The space station's two-armed robot Dextre will not tackle the 22.6 million dollar play set - a fancy Fisher-Price toy as one astronaut describes it - until long after Atlantis departs and the shuttle programme ends.
But perhaps more than anything else on this final journey by a shuttle, the robotic demo illustrates the possibilities ahead for Nasa - satellite-refuelling stations in space run by robots.
In a departure from previous shuttle visits, the spacewalking job fell to space station astronauts, Michael Fossum and Ronald Garan Jr, who teamed up for three spacewalks in 2008. The four-person Atlantis crew is the smallest in decades, and so the lone spacewalk of the mission was handed over to the full-time station residents.
It was the 160th spacewalk in the 12 and a half-year life of the orbiting outpost, and the last one planned for Americans for more than a year.

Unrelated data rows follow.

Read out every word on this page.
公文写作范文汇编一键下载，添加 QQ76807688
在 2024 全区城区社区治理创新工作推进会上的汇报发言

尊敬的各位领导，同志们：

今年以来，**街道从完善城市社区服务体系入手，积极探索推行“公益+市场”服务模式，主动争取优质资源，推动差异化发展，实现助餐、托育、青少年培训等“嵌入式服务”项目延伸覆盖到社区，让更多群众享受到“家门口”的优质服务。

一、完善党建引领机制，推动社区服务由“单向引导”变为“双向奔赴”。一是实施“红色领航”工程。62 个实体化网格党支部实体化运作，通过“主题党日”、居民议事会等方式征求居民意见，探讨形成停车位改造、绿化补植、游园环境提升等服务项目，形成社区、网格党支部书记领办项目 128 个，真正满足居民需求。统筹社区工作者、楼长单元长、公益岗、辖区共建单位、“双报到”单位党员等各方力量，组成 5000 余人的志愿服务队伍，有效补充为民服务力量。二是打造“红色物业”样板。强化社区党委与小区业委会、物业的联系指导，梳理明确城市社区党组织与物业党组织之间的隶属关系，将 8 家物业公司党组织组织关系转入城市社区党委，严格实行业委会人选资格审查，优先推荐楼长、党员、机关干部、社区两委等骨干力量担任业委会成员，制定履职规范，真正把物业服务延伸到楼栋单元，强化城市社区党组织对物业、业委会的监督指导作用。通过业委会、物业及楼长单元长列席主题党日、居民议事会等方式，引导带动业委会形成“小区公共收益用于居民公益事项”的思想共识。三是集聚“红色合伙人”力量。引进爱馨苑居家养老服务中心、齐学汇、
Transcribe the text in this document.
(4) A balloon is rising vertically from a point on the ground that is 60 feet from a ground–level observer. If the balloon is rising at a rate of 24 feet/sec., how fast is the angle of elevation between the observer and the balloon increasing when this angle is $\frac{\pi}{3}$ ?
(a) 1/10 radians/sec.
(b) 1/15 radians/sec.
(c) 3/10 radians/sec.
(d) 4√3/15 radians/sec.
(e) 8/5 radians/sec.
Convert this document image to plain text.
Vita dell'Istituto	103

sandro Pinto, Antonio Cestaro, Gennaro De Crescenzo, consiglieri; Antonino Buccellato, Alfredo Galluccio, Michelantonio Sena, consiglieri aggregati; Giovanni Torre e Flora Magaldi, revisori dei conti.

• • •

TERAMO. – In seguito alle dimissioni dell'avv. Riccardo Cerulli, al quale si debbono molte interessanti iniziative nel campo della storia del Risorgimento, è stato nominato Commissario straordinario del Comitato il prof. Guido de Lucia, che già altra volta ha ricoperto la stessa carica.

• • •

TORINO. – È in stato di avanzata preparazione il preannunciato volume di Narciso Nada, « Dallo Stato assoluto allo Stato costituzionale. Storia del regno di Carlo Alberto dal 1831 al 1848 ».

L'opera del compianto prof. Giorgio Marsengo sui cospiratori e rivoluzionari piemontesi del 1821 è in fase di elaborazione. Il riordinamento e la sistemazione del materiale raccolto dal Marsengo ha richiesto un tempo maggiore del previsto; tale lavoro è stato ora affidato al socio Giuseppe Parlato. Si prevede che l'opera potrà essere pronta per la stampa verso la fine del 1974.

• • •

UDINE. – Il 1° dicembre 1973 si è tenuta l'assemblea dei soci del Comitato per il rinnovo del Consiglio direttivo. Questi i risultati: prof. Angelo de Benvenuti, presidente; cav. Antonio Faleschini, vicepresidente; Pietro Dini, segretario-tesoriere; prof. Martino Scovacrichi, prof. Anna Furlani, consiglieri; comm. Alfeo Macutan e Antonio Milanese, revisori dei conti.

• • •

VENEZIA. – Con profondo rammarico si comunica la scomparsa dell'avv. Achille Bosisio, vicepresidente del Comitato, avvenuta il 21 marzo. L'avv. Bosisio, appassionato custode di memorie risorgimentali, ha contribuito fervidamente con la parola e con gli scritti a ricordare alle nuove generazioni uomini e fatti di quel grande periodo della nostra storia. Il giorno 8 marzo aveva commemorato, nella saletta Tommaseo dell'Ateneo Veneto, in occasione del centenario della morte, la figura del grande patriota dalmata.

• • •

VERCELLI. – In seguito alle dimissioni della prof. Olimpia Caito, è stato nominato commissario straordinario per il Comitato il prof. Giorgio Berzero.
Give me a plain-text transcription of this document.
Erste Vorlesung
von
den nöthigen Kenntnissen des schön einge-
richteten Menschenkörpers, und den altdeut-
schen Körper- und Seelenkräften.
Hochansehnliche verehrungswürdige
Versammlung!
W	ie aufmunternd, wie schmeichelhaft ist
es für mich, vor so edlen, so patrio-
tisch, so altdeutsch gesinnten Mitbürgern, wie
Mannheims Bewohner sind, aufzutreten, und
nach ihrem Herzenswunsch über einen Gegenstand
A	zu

Fossum and Garan completed the two major chores - the pump removal and robotic test hookup - inside of three and a half hours. They spent the rest of the six and a half-hour spacewalk on a variety of small tasks. The two paused during their spacewalk to admire the view 245 miles below - Kennedy Space Centre - and on the next swing around the world, Houston, home to Mission Control.
While the spacewalk unfolded, some of the eight astronauts inside worked to unload the nearly five tons of supplies that were delivered in a giant cargo carrier by Atlantis. It represents a year's worth of food, clothes and other housekeeping items, to tide the crew over in case commercial rocket makers fall behind in their own cargo runs. The first such haul is supposed to take place by year's end.
Until now, the shuttle has hoisted the bulk of supplies to the space station. Cargo runs by Russia, Japan and Europe will continue.
Nasa is turning to private enterprise in the post-shuttle period, so it can meet the White House goal of sending astronauts to an asteroid by 2025 and Mars the decade after that.
The 13-day flight by Atlantis is the last for the 30-year shuttle programme. Atlantis is due to return on July 21 to Kennedy, where it will go on display at a tourist centre.